Lately my movie collecting has turned to the 80s and 90s US output, specifically computer nerd-themed movies.
Tron may be the actual first 80s movie to blind us with computer geekery but for me it started with WarGames. Matthew Broderick taught hacker ethos and Ally Sheedy was an adorable sidekick. I mean my god, that shot of her in gym attire? Yes, please!
I’m trying to backtrack to 1983, I was 11 at the time, so would be in 4th grade. My earliest memories of computers are from 3rd grade. Here in Sweden this is when we start to learn english (and although you can’t tell from reading this shit I was actually really good at it) and the school had a computer room full of home computers, mostly VIC-20s if my memory serves.
Anyway, by the 4th grade I had a VIC-20 of my own and seeing WarGames absolutely blew my mind.
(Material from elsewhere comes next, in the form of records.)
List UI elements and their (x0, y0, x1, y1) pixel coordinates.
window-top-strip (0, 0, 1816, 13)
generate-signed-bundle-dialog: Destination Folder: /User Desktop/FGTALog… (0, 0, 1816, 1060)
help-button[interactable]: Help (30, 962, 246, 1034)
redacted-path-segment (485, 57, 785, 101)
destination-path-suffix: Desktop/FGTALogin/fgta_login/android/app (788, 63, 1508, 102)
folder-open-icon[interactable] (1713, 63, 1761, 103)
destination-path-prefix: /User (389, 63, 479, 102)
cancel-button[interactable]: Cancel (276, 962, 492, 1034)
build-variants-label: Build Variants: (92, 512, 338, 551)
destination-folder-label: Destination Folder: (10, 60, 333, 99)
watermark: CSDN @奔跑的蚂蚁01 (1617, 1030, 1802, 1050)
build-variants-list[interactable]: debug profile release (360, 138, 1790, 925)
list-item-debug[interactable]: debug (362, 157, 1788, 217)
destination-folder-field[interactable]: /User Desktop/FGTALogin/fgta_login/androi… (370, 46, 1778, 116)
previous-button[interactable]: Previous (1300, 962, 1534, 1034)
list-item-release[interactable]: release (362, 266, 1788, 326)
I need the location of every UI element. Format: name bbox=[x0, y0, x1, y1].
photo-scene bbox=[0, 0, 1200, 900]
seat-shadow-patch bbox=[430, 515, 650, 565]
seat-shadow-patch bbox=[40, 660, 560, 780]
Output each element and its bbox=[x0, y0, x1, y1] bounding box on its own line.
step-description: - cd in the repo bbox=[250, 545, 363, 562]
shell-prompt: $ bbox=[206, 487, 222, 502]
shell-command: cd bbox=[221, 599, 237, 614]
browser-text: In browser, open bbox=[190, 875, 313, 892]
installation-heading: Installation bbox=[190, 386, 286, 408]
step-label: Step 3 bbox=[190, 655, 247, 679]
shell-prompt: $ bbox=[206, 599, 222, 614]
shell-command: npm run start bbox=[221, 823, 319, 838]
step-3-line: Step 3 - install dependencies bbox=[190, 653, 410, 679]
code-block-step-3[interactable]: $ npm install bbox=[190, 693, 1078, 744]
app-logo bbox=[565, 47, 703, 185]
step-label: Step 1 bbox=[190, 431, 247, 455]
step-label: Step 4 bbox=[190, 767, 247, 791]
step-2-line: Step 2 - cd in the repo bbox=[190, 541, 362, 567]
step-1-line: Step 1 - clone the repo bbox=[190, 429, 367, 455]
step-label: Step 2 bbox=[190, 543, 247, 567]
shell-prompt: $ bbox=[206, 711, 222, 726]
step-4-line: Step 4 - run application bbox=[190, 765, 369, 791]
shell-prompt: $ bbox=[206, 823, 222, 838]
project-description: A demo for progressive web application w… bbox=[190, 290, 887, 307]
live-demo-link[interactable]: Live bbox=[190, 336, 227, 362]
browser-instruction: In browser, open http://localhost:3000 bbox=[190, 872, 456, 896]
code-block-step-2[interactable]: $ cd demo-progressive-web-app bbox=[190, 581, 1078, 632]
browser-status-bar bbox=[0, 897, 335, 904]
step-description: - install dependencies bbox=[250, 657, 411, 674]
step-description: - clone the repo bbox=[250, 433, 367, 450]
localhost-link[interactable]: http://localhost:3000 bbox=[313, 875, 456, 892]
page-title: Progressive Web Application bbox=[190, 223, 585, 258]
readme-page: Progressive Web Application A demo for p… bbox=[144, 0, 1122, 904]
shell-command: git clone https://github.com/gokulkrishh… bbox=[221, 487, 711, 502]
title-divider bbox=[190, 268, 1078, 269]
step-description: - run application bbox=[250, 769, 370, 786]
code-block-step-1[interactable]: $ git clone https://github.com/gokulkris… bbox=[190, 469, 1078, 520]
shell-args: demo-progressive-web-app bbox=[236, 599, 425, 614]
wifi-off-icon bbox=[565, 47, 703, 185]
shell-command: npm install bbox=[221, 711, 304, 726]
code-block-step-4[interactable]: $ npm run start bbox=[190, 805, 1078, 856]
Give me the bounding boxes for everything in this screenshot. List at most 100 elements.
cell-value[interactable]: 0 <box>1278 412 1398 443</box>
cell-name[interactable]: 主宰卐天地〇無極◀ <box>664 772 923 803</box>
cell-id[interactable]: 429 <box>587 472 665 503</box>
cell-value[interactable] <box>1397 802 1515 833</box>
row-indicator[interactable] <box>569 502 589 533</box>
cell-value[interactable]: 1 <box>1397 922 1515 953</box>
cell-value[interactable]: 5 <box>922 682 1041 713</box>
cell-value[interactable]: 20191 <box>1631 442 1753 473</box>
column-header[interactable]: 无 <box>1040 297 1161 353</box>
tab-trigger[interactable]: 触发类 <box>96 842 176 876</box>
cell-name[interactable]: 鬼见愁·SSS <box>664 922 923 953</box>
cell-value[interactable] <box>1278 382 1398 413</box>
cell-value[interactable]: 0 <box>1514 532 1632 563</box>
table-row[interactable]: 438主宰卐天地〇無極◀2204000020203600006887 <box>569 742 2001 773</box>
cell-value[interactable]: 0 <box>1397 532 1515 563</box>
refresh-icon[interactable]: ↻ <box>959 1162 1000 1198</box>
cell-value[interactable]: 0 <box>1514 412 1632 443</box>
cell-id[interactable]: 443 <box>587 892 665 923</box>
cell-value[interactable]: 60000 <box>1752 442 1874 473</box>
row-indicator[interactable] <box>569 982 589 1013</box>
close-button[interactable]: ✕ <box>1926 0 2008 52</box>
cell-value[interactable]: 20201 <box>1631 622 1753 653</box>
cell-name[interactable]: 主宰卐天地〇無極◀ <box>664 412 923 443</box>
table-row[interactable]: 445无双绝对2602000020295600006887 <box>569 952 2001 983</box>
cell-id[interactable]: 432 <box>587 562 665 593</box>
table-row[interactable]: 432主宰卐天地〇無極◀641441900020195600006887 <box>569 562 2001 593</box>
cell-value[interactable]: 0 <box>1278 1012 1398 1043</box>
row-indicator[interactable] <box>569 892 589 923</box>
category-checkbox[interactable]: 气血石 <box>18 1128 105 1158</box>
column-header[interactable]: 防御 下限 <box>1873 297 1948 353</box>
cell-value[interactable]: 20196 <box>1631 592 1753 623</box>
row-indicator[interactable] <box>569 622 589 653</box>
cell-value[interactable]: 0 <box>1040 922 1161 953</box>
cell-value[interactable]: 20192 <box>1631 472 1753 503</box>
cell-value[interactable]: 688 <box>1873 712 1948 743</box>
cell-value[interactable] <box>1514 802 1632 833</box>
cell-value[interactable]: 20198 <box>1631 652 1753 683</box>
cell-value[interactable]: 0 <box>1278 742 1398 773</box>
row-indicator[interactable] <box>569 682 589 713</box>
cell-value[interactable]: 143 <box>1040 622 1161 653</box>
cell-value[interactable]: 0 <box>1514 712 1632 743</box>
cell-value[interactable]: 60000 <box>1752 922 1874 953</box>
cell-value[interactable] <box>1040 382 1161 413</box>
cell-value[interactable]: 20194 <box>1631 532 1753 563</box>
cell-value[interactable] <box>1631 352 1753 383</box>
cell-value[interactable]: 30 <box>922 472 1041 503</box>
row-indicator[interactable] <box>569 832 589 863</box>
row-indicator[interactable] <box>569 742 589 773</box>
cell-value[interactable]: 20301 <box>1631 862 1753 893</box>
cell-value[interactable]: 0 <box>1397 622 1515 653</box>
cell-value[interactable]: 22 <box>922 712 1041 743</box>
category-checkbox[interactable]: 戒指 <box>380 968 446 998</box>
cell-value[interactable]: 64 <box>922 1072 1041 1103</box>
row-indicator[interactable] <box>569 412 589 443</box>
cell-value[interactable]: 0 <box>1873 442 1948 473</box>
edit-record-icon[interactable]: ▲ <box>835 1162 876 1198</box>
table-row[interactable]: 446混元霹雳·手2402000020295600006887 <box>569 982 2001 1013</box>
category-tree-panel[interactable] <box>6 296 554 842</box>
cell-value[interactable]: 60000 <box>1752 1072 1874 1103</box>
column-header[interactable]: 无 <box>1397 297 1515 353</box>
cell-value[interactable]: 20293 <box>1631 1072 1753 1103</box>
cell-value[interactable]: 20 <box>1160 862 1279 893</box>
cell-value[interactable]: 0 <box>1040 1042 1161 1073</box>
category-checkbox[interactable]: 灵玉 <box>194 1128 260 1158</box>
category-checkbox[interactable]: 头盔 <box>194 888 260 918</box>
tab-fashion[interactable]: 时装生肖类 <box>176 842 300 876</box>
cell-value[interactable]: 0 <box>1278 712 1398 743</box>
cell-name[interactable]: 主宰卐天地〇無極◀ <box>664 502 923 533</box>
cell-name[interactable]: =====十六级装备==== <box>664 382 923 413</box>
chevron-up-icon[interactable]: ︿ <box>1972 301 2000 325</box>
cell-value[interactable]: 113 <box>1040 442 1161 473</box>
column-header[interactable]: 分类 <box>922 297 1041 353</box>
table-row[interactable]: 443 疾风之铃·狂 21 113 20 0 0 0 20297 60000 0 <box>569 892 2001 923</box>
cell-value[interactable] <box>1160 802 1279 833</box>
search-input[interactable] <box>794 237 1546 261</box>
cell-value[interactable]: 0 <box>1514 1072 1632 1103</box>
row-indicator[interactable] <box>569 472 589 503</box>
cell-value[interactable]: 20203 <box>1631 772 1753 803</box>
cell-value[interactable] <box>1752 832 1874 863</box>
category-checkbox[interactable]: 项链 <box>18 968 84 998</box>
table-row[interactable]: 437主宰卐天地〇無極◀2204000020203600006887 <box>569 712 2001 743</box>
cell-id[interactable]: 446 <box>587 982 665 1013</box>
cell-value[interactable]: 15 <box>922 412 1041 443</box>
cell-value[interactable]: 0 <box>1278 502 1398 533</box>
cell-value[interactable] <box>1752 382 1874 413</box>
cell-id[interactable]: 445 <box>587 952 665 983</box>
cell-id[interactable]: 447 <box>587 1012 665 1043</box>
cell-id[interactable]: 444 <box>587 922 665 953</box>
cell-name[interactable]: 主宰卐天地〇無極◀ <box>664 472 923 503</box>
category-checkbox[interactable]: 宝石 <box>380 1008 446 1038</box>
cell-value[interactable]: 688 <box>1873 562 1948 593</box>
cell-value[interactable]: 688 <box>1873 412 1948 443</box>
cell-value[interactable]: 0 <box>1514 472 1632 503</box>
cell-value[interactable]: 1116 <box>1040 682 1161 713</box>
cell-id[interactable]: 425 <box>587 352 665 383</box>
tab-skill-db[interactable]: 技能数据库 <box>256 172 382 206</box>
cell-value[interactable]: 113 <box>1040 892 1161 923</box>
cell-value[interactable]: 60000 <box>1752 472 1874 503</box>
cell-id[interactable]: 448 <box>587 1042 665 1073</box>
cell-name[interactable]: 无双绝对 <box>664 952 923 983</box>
It’s a cold war thriller with a computer hacker (Matthew Broderick) breaking into a computer at NORAD to play war games but NORAD thinks it’s real and we narrowly escape World War III. It’s still a light and enjoyable watch, the tone of the movie is never too serious although it’s more thriller than comedy.
WarGames from 1983 by John Badham is available on 4K UHD Blu-ray.
So why didn’t Tron influence me as much? The short answer is that there was nowhere to watch it. I had a short booklet with a tape retelling the movie (from Disney) but didn’t actually see it until quite a bit later.
Tron from 1982 by Steven Lisberger is available on 4K UHD Blu-ray.
What I did watch was Short Circuit, same director as WarGames (John Badham) and we’ve now stumbled into 1986. This is a comedy about a robot with AI going rogue and becoming alive. It was built as a war machine but discovers there’s more to life than that. Ally Sheedy is back, still adorable and the movie still mostly works, mainly because of the believable robot design. It’s still a kind of thriller but the cross-over of actors from Police Academy will tip you off that the tone of the piece is more light-hearted.
As we cross into the 1990s the computer nerd movie evolved into a more serious affair. Sneakers from 1992 is a rather more tense affair than anything from the 80s, hacker ethos (and paranoia) oozes through it. Robert Redford and a team of hackers get involved in a plot to seize a crypto box that can decrypt anything. Although there are som fun moments this is much more of a straight-faced thriller and it still works.
Sneakers from 1992 by Phil Alden Robinson is available on Blu-ray.
The above were my main influences from the movie world that moulded me into the computer nerd I still am today.
Other movies of the ilk later joined my short-list of movies about computers and/or AI that I enjoy immensely.
First and foremost is WestWorld, in my book this is peak Michael Crichton. Yul Brynner as a robot cowboy going berzerk and killing people at the titular amusement park is a chilling endictment of technology taken too far. And I adore Brynner in the role, super-detached, relentless, certainly this was the template for James Camerons Terminator.
Westworld from 1973 by Michael Crichton is available on 4K UHD Blu-ray.
An undeservedly much less known, slightly earlier movie (1970) is Colossus: the Forbin project. Here, a brilliant computer scientist puts the US nuclear weapons under the control of the titular computer that promptly locks out the humans, colludes with its Soviet counter-part and enslaves humanity. Nightmare fuel all the way through, the tone is clinically serious in this one and certainly a warning that rings true in our current times.
Colossus: the Forbin project from 1970 by Joseph Sargent is available on Blu-ray.
Why isn’t Blade Runner or the aforementioned Terminator on this list? It’s not that I don’t love them but they don’t concern themselves with the minutiae of computers or computing.
Both Blade Runner from 1982 by Ridley Scott and The Terminator from 1984 by James Cameron are available on 4K UHD Blu-ray.